Parameterize flaky test with a repeat count and run on trybots

Create a CL that runs the test many times, and adds any useful additional logging, e.g.:

 TEST_F(ExtensionServiceTest, InstallTheme)

becomes:

class ExtensionServiceFlakyTest : public ExtensionServiceTest,
                                  public testing::WithParamInterface<int> {};

#if defined(MEMORY_SANITIZER) || defined(THREAD_SANITIZER) || \
    defined(ADDRESS_SANITIZER)
constexpr int kInstantiationCount = 500;
#elif !defined(NDEBUG)
constexpr int kInstantiationCount = 1000;
#else
constexpr int kInstantiationCount = 3000;
#endif

INSTANTIATE_TEST_SUITE_P(AAAA,
                         ExtensionServiceFlakyTest,
                         testing::Range(0, kInstantiationCount));

TEST_P(ExtensionServiceFlakyTest, InstallTheme) {

Upload CL and run on trybots.

Windows App Verifier (AppVerif.exe)

This app can catch a lot of different kinds of errors, including Windows handle issues and AddressSanitizer (ASan)-like things like memory use after free (as long as PartitionAlloc is disabled, which it is in component builds). To run it on a unit test, run AppVerif.exe, pick File | Add Application, and browse to the unit test you wish to test. Then, run that unit test under the debugger, with --single-process-tests. If App Verifier detects an error, it will drop you into the debugger.

gtest-parallel

gtest-parallel can be useful for reproducing race conditions, resource contention, and simulating trybot behavior under heavy load.

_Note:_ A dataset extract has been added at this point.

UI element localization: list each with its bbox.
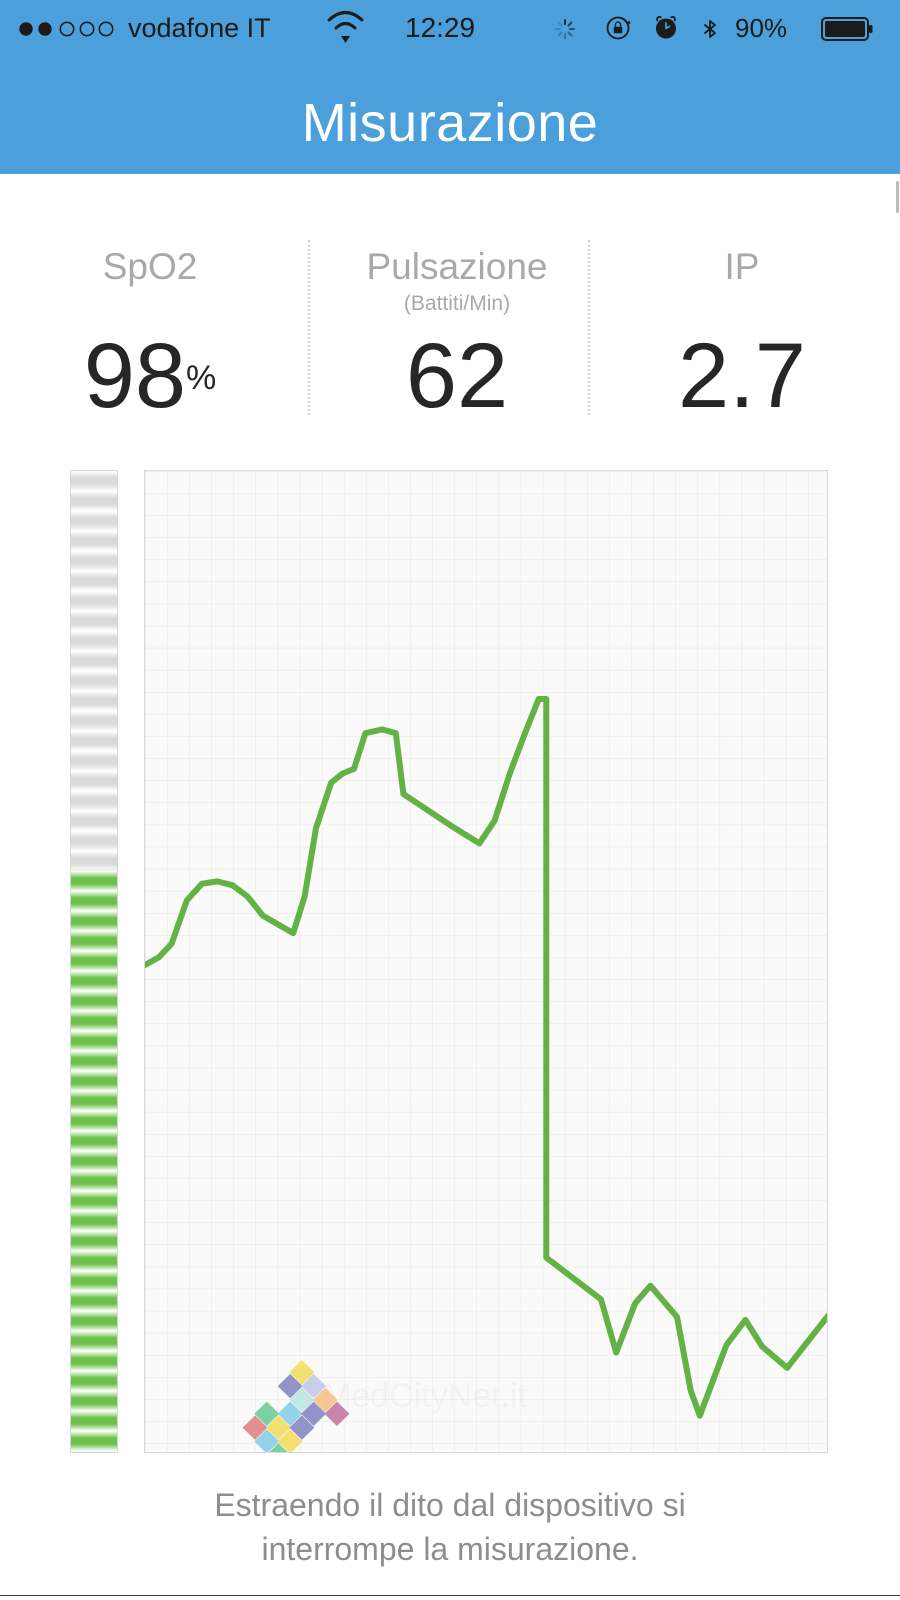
svg-text:12:29: 12:29	[405, 12, 475, 43]
svg-text:90%: 90%	[735, 13, 787, 43]
svg-text:vodafone IT: vodafone IT	[128, 13, 271, 43]
svg-text:MedCityNet.it: MedCityNet.it	[323, 1377, 528, 1415]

It can be found on GitHub here. Example Windows command:

python "c:\src\utils\gtest-parallel-master\gtest_parallel.py" out\Default\unit_tests.exe --gtest_filter=ExtensionServiceSyncTest.ProcessSyncDataUninstall --repeat=500 --workers=80 > par_run.txt

The higher the number of workers, the more likely test timeouts are, so if there are a lot of test timeouts, reduce the number of workers.